Getting your original product or service featured in a gift guide can bring a boost in sales, broaden awareness of your business, and lead to new, happy customers who are eager to share how much they adored the gift from your store. It also gives you a nice piece of press to post on your website, share with your fans on social media, or use in email marketing to validate that yes, what you are selling is unique, in high demand, and gift-guide worthy.

If you’re on the hunt for an original gift, don’t worry, we’ve compiled our top 10 favorite products from our Square and Weebly sellers across the country. From bespoke chocolate in Atlanta to sustainable frames made from fence wood in Santa Cruz, these ten items will help you gift a surprise, all while supporting a fellow small business owner.

square small business gift guide 2018

For those of you taking notes on how to get into a gift guide, here are five tips from Square to help you break through the holiday noise and land in a gift-guide roundup.

1. Your online store MUST be ready.

Every gift guide we could find, from Refinery29 to the New York Times, featured a hyperlinked item that allowed shoppers to get immediate satisfaction and purchase within seconds. A gift-guide placement is only powerful if it can lead to sales, so make sure your featured item is ready to sell in your online store.

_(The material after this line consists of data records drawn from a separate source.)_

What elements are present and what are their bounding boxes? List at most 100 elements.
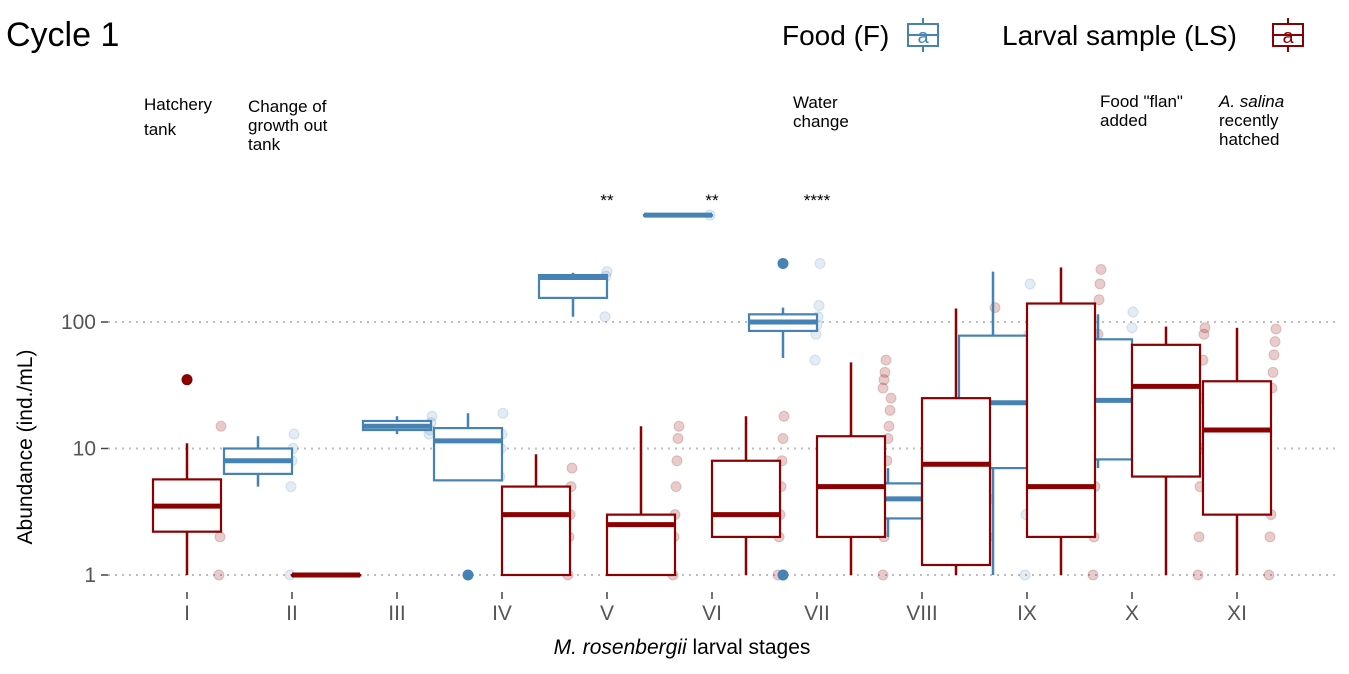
annotation-II: Change of growth out tank bbox=[248, 97, 328, 154]
jitter-point bbox=[673, 420, 685, 432]
x-axis-title-species: M. rosenbergii bbox=[554, 636, 688, 659]
jitter-point bbox=[1024, 278, 1036, 290]
x-tick-label: VIII bbox=[906, 602, 938, 625]
jitter-point bbox=[1263, 569, 1275, 581]
y-axis: 1 10 100 bbox=[61, 311, 108, 587]
box-larval-IX bbox=[1025, 267, 1097, 575]
annotation-line: recently bbox=[1219, 111, 1279, 130]
box-larval-X bbox=[1130, 326, 1202, 575]
box-food-VII bbox=[747, 258, 819, 581]
jitter-point bbox=[288, 428, 300, 440]
jitter-point bbox=[1270, 323, 1282, 335]
jitter-point bbox=[1199, 322, 1211, 334]
jitter-point bbox=[672, 432, 684, 444]
x-tick-label: IX bbox=[1017, 602, 1037, 625]
jitter-point bbox=[877, 569, 889, 581]
significance-markers: ** ** **** bbox=[600, 191, 830, 210]
jitter-point bbox=[885, 392, 897, 404]
annotation-line: Change of bbox=[248, 97, 327, 116]
significance-VII: **** bbox=[804, 191, 831, 210]
y-tick-label: 1 bbox=[84, 564, 96, 587]
jitter-point bbox=[1269, 336, 1281, 348]
box-larval-I bbox=[151, 374, 223, 575]
jitter-point bbox=[813, 300, 825, 312]
jitter-point bbox=[1087, 569, 1099, 581]
box-iqr bbox=[710, 459, 782, 539]
annotation-line: Food "flan" bbox=[1100, 92, 1183, 111]
jitter-point bbox=[497, 407, 509, 419]
jitter-point bbox=[1198, 328, 1210, 340]
jitter-point bbox=[778, 410, 790, 422]
x-tick-label: V bbox=[600, 602, 614, 625]
box-iqr bbox=[432, 426, 504, 482]
jitter-point bbox=[671, 455, 683, 467]
y-axis-title: Abundance (ind./mL) bbox=[14, 350, 37, 545]
x-tick-label: VI bbox=[702, 602, 722, 625]
annotation-I: Hatchery tank bbox=[144, 95, 213, 139]
jitter-point bbox=[989, 302, 1001, 314]
legend: Food (F) a Larval sample (LS) a bbox=[782, 18, 1304, 52]
legend-entry-1: Larval sample (LS) a bbox=[1002, 18, 1304, 52]
box-larval-VII bbox=[815, 362, 887, 575]
box-food-III bbox=[361, 416, 433, 435]
jitter-point bbox=[1126, 322, 1138, 334]
x-tick-label: I bbox=[184, 602, 190, 625]
legend-glyph-letter: a bbox=[1282, 26, 1294, 48]
jitter-point bbox=[1268, 349, 1280, 361]
box-larval-VI bbox=[710, 416, 782, 575]
jitter-point bbox=[426, 410, 438, 422]
box-iqr bbox=[920, 397, 992, 567]
significance-V: ** bbox=[600, 191, 614, 210]
jitter-point bbox=[599, 311, 611, 323]
outlier-point bbox=[181, 374, 193, 386]
box-iqr bbox=[500, 485, 572, 577]
box-food-V bbox=[537, 272, 609, 317]
jitter-point bbox=[1192, 569, 1204, 581]
chart-title: Cycle 1 bbox=[6, 16, 119, 54]
jitter-point bbox=[809, 354, 821, 366]
jitter-point bbox=[285, 481, 297, 493]
jitter-point bbox=[670, 481, 682, 493]
x-tick-label: III bbox=[388, 602, 406, 625]
jitter-point bbox=[1093, 294, 1105, 306]
jitter-point bbox=[883, 420, 895, 432]
x-tick-label: VII bbox=[804, 602, 830, 625]
legend-entry-0: Food (F) a bbox=[782, 18, 939, 52]
annotation-line: hatched bbox=[1219, 130, 1280, 149]
annotation-line: tank bbox=[248, 135, 281, 154]
annotation-line: growth out bbox=[248, 116, 328, 135]
y-tick-label: 10 bbox=[73, 438, 96, 461]
box-larval-II bbox=[290, 572, 362, 578]
boxes bbox=[151, 212, 1273, 581]
jitter-point bbox=[566, 462, 578, 474]
jitter-point bbox=[1264, 531, 1276, 543]
x-tick-label: XI bbox=[1227, 602, 1247, 625]
jitter-point bbox=[1267, 366, 1279, 378]
x-axis: I II III IV V VI VII VIII IX X XI bbox=[184, 592, 1247, 625]
x-tick-label: X bbox=[1125, 602, 1139, 625]
jitter-point bbox=[814, 258, 826, 270]
jitter-point bbox=[877, 382, 889, 394]
outlier-point bbox=[462, 569, 474, 581]
annotation-line: change bbox=[793, 112, 849, 131]
x-tick-label: IV bbox=[492, 602, 512, 625]
annotation-line: tank bbox=[144, 120, 177, 139]
jitter-point bbox=[214, 531, 226, 543]
legend-label: Larval sample (LS) bbox=[1002, 20, 1237, 51]
x-axis-title-rest: larval stages bbox=[687, 636, 811, 659]
annotation-VII: Water change bbox=[793, 93, 849, 131]
jitter-point bbox=[213, 569, 225, 581]
significance-VI: ** bbox=[705, 191, 719, 210]
x-tick-label: II bbox=[286, 602, 298, 625]
annotation-line: added bbox=[1100, 111, 1147, 130]
annotation-line: Hatchery bbox=[144, 95, 213, 114]
box-larval-VIII bbox=[920, 308, 992, 575]
box-iqr bbox=[1130, 343, 1202, 478]
jitter-point bbox=[1127, 306, 1139, 318]
annotation-line: Water bbox=[793, 93, 838, 112]
box-food-IV bbox=[432, 413, 504, 581]
jitter-point bbox=[879, 366, 891, 378]
jitter-point bbox=[1094, 278, 1106, 290]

Even if you offer services, you can create digital gift cards on Square to target holiday-specific sales like a New Year’s Eve updo, post-holiday massage, or 2019 interior design refresh. Making the services feel more timely could drive more digital gift card sales online.

Also, don’t miss the opportunity to turn those new visitors into repeat customers by optimizing your email lead-capture pop-up and maybe even enticing them with a coupon for signing up.

2. Get specific. Like, really specific.

You will be hard pressed to find a gift guide titled something generic like “Top 10 Gifts.” It’s too broad and doesn’t help a reporter get the clicks they need. It’s all about hypertargeting to a specific audience. For example, on Buzzfeed, the gift guides are targeted to “people who travel,” “edible gifts,” “gifts under $10,” or “gifts for someone who is always drinking coffee.”

Basically figure out for whom, specifically, your product would be a good gift, then pitch it to gift guides with a specific audience in mind. It might be just the inspiration the reporter needs to find other gifts that fit your specific audience.

3. HARO: Help a Reporter Out.

A good way to back into a gift-guide list that is already in the works is to join the service called HARO, which sends twice-daily emails seeking content to help fill reporter inquiries. It’s a paid service around $20 a month but worth it during the holiday grind to help get your product into the hands of journalists looking for a new gift to feature. Reader’s Digest, Bustle, and dozens of other outlets rely on HARO to help find new sources for content.

4. Team up with other small businesses.

We know the small business community is a pretty tight one, ready to help one another out at a moment’s notice. If you know of some companies that have products that might fit well into a gift guide with your product, use the power of numbers to wiggle your way together into a list of gifts.

Think about the items that are similar or complementary to yours: the friends from the craft show, the business you’ve supported with your own money online. Then pitch a reporter with three to five items that fit into a gift guide. It might help them get the momentum going to make it an official gift-guide article.

5. Flag the gift guides this year. Then send free stuff next year.

If you simply don’t have the bandwidth to jump into the gift-guide game this holiday season, don’t worry. You can do a post-holiday search to strategize for 2019. When you come up for air after the holidays, do some good, old-fashioned Googling to find the gift guides where you product would have been a good fit if you’d had the time.

Make a list of the media outlet and reporter, and try to find an email address or Twitter handle. Next year in early November, reach out to these reporters and, if it’s financially doable, send them free product so they can see, feel, and love your item — and then write about it in their next gift guide.